The Indus – the largest yet least known of all the first great urban cultures – thrived from 2600 to 1900 BC, and then abruptly vanished from historical records. Very little is known about the people, who strangely left no archaeological evidence of warfare and communicated in one of the world’s most complex scripts Now, one expert believes we may be closer to deciphering the ancient script using digital technology that can find patterns in its unusual symbols. Writing an in-depth report in Nature, Andrew Robinson, author of ‘The Indus: Lost Civilizations’, says research on the empire has progressed dramatically.
The Indus Empire stretched over more than a million square miles across the plains of the Indus River from the Arabian Sea to the Ganges, over what is now Pakistan, northwest India and eastern Afghanistan. Like their contemporaries, the Indus – who may have made up 10 per cent of the world’s population – lived next to rivers, owing their livelihoods to the fertility of annually watered lands.
But the remains of their settlements are located in a vast desert region far from any flowing river. They were forgotten until the 1920s, but since then, a flurry of research has uncovered a sophisticated urban culture with myriad internal trade routes. So far, more than a thousand Indus settlements covering Pakistan and northwestern India have been discovered.
The two largest settlements are Mohenjo-daro found and Harappa near the Indus river. ‘They hosted the world’s first known toilets, along with complex stone weights, elaborately drilled gemstone necklaces and exquisitely carved seal stones,’ writes Robinson in his report. Etched into these artifacts is an indecipherable script made up between 400 and as many as 600 distinct Indus symbols, including what some scientists describe as a ‘unicorn’. ‘Once seen, the seal stones are never forgotten. I became smitten in the late 1980s when tasked to research the Indus script by a leading documentary producer,’ Robinson recalls. ‘He hoped to entice the world’s code-crackers with a substantial public prize.’

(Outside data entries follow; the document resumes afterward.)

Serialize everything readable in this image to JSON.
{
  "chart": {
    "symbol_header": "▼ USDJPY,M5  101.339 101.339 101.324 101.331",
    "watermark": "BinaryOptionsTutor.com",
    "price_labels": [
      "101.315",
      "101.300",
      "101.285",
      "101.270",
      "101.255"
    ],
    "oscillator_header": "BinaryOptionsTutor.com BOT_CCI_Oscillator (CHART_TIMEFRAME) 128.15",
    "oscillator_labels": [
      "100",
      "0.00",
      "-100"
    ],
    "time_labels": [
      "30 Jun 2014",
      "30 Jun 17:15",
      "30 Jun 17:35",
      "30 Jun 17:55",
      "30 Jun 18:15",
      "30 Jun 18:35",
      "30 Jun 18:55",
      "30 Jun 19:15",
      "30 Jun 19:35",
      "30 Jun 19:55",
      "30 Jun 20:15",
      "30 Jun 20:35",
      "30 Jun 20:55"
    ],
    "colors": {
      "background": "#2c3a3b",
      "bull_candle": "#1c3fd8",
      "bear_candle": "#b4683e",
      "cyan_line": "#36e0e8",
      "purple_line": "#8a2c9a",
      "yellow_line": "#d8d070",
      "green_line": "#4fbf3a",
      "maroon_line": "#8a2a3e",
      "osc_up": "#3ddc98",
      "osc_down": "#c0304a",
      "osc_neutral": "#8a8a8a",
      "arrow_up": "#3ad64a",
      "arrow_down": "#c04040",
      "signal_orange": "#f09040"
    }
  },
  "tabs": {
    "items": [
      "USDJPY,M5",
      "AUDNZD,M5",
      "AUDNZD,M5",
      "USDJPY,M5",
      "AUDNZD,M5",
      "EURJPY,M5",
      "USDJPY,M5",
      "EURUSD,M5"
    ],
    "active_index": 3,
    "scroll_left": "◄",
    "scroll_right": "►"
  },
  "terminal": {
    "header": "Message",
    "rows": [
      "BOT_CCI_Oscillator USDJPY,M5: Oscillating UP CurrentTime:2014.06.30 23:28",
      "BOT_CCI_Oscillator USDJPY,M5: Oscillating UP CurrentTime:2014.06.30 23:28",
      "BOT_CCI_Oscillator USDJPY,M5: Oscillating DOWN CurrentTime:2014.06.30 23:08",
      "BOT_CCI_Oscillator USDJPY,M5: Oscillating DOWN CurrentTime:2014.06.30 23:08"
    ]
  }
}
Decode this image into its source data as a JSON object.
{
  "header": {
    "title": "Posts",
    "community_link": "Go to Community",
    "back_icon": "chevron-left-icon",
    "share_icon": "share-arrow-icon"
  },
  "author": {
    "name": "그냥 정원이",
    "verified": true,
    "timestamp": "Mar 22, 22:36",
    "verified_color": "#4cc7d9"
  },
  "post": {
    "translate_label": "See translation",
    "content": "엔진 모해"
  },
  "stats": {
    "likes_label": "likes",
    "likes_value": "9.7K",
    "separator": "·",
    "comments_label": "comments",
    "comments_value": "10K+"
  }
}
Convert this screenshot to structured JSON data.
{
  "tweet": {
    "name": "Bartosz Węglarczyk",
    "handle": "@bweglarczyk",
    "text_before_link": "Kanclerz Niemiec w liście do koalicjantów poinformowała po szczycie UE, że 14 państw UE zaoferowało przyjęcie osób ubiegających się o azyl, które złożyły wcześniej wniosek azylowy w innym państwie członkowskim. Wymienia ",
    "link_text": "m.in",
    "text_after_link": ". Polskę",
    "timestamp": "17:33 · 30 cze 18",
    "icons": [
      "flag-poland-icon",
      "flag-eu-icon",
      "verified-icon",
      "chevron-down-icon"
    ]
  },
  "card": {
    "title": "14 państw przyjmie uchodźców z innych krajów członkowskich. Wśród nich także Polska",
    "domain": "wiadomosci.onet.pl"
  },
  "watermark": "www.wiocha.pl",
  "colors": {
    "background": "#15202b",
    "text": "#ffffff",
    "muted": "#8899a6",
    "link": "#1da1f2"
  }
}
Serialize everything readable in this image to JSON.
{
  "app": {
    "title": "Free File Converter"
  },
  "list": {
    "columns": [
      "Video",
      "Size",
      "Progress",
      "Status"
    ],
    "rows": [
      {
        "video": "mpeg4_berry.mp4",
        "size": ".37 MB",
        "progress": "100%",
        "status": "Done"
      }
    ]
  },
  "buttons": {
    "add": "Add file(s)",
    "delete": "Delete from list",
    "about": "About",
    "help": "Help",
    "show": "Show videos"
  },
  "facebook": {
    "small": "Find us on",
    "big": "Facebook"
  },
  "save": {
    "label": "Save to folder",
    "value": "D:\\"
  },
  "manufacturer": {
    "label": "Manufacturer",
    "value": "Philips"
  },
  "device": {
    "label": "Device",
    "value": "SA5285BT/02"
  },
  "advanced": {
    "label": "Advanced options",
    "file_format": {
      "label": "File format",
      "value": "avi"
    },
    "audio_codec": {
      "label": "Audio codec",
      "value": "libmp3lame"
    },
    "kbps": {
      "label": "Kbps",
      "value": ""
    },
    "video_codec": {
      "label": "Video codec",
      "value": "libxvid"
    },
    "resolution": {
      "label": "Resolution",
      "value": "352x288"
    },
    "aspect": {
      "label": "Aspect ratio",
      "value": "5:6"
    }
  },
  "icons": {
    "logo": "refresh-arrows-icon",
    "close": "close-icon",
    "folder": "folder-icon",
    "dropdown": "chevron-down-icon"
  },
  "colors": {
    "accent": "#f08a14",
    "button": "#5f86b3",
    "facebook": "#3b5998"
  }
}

Collectively, the academic world has published more than 100 attempts at solving the script, and now, researchers may be close to finally uncovering its meaning. For instance, in recent years, the direction of writing — from right to left — has been revealed by studying character position in different inscriptions. Robinson notes that the Technical University of Berlin, has created the first, publicly available, electronic corpus of Indus texts.
Meanwhile, computer scientist Rajesh Rao at the University of Washington in Seattle has been using digital analysis to find patterns in the symbols. The team has calculated the amount of randomness in the script using the computer programming language Fortran. They’ve found the Indus script seem to be most similar to those of Sumerian cuneiform. But deciphering the script is not just an intellectual puzzle, it has also become deeply intertwined with the cultural history of South Asia.
‘In fact, the script has become a battleground of sorts between three different groups of people,’ Rajesh Rao, an Indus expert at Washington University said in a Ted Talk. ‘First, there’s a group of people who are very passionate in their belief that the Indus script does not represent a language at all. ‘There’s a second group of people who believe that the Indus script represents an Indo-European language. ‘There’s a last group of people who believe that the Indus people were the ancestors of people living in South India today.’ Along with the difficulty in deciphering the text, no one yet knows why such a great civilization disappeared.
One theory, which emerged in 2012, is that climate change led to the collapse of the ancient Indus civilization more than 4,000 years ago. A study also resolves a long-standing debate over the source and fate of the Sarasvati, the sacred river of Hindu mythology, the authors believe. Over five years an international team combined satellite photos and topographic data to make digital maps of land forms constructed by the Indus and neighboring rivers.
They then probed in the field by drilling, coring, and even manually-dug trenches and samples were tested. Co-author Dorian Fuller, an archaeologist with University College London, said: ‘Once we had this new information on the geological history, we could re-examine what we know about settlements ‘This brought new insights into the process of eastward population shift, the change towards many more small farming communities, and the decline of cities during late Harappan times.’
The study suggests the decline in monsoon rains led to weakened river dynamics, and played a critical role both in the development and the collapse of the Indus culture. Whatever happened, there remains a great deal to be unearthed about this great civilisation. ‘On the ground in Pakistan and India, more inscriptions continue to be discovered — although not, as yet, any texts longer than 26 characters,’ said Robinson. ‘Unfortunately, less than 10 per cent of the known Indus sites have been excavated. The difficulty — apart from funding — is the politically troubled nature of the region. If the remaining sites could be excavated, then researchers may finally unravel the secrets to the Indus script.